Characters Are Well Drawn

The characters, both life-size and tiny, are well drawn. But how they talk! Banks has clearly spent too much time watching Grade B Westerns. Here is our introduction to Bright Stars, wife of Little Bear: “Soldier come village. Braves fight. Soldier make fire in house. Kill many. Take prisoner. Braves chase. Out, out--far! Bright Stars hide. See Little Bear fall.” (“The Return of the Indian” won some prestigious prizes for children’s books when it was published in 1981. One wonders if Indian readers have not objected to the pidgin speech.)

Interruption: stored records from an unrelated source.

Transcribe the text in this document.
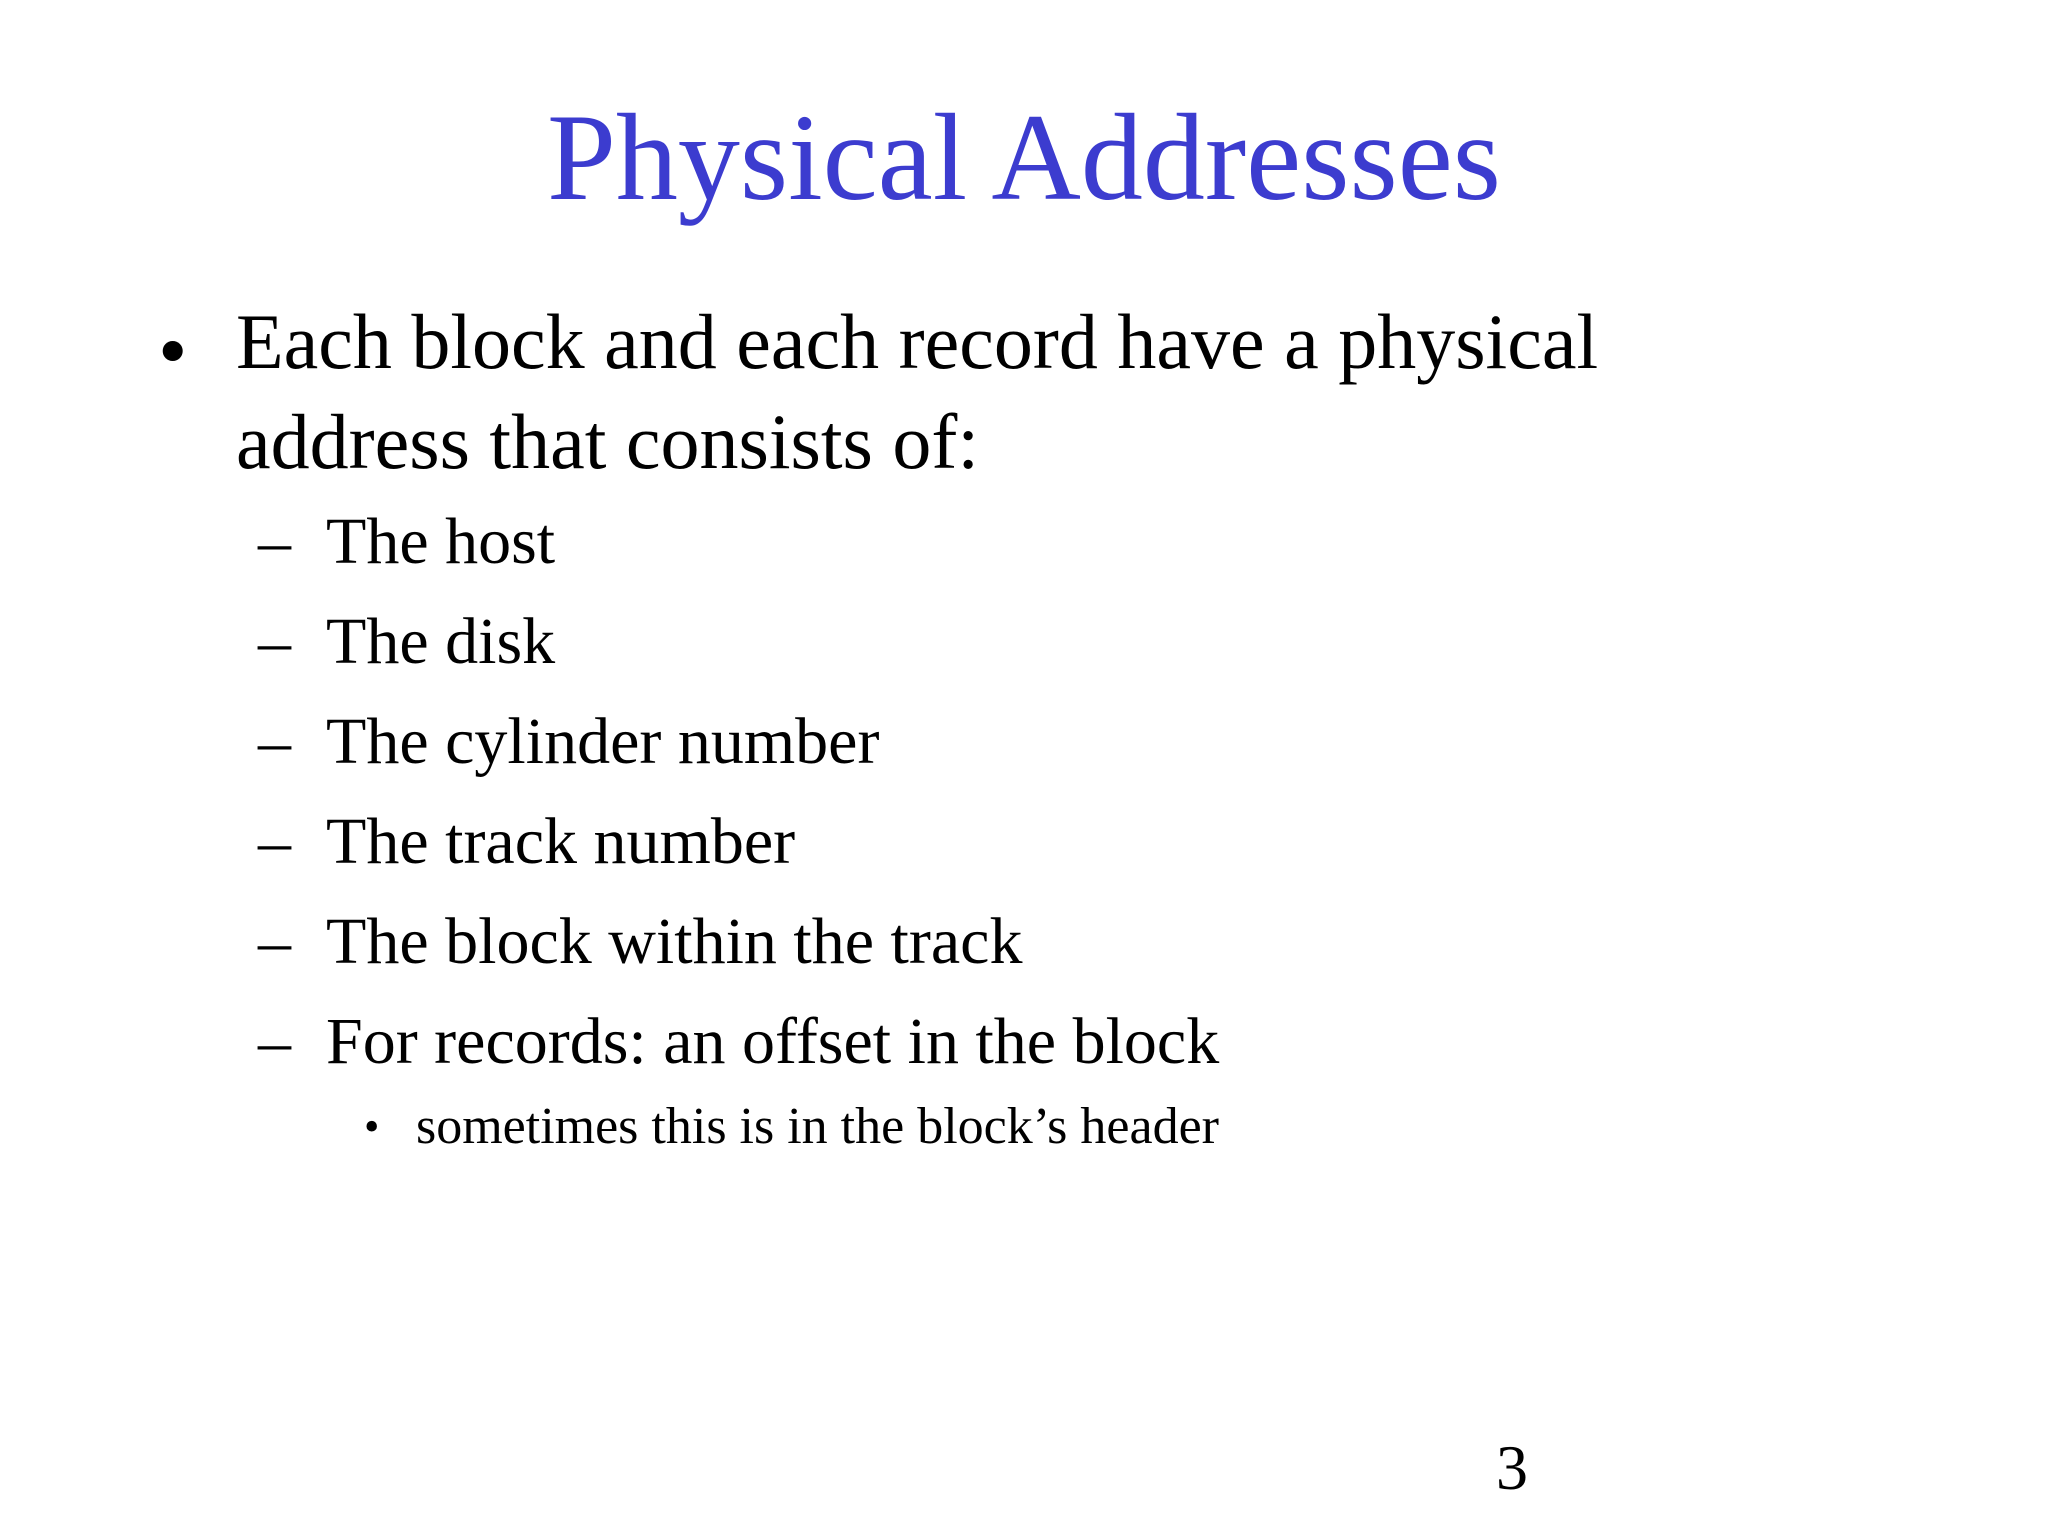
Physical Addresses
• Each block and each record have a physical address that consists of:
– The host
– The disk
– The cylinder number
– The track number
– The block within the track
– For records: an offset in the block
• sometimes this is in the block’s header
3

Indians are not the only ones to suffer from Banks’s tin ear. She also has an irritating penchant for hard-to-read dialect spelling. Listen to Boone: “Ah ain’t puttin’ up with it! No, sir, it ain’t fair, it ain’t dawggone well right! I ain’t bin drinkin’. Ah ain’t bin fightin’. . . . Ain’t no law kin sling a man in jail when he’s inny-cint as a noo-born babe. . . . “

Readers of Omri’s age (he’s young enough to have his mum tuck him in at night) may enjoy the fantasy if they can put up with some incredible plot twists and tolerate the grating sound of magic creatures who talk like characters from a Saturday morning cowboy-and-Indian cartoon.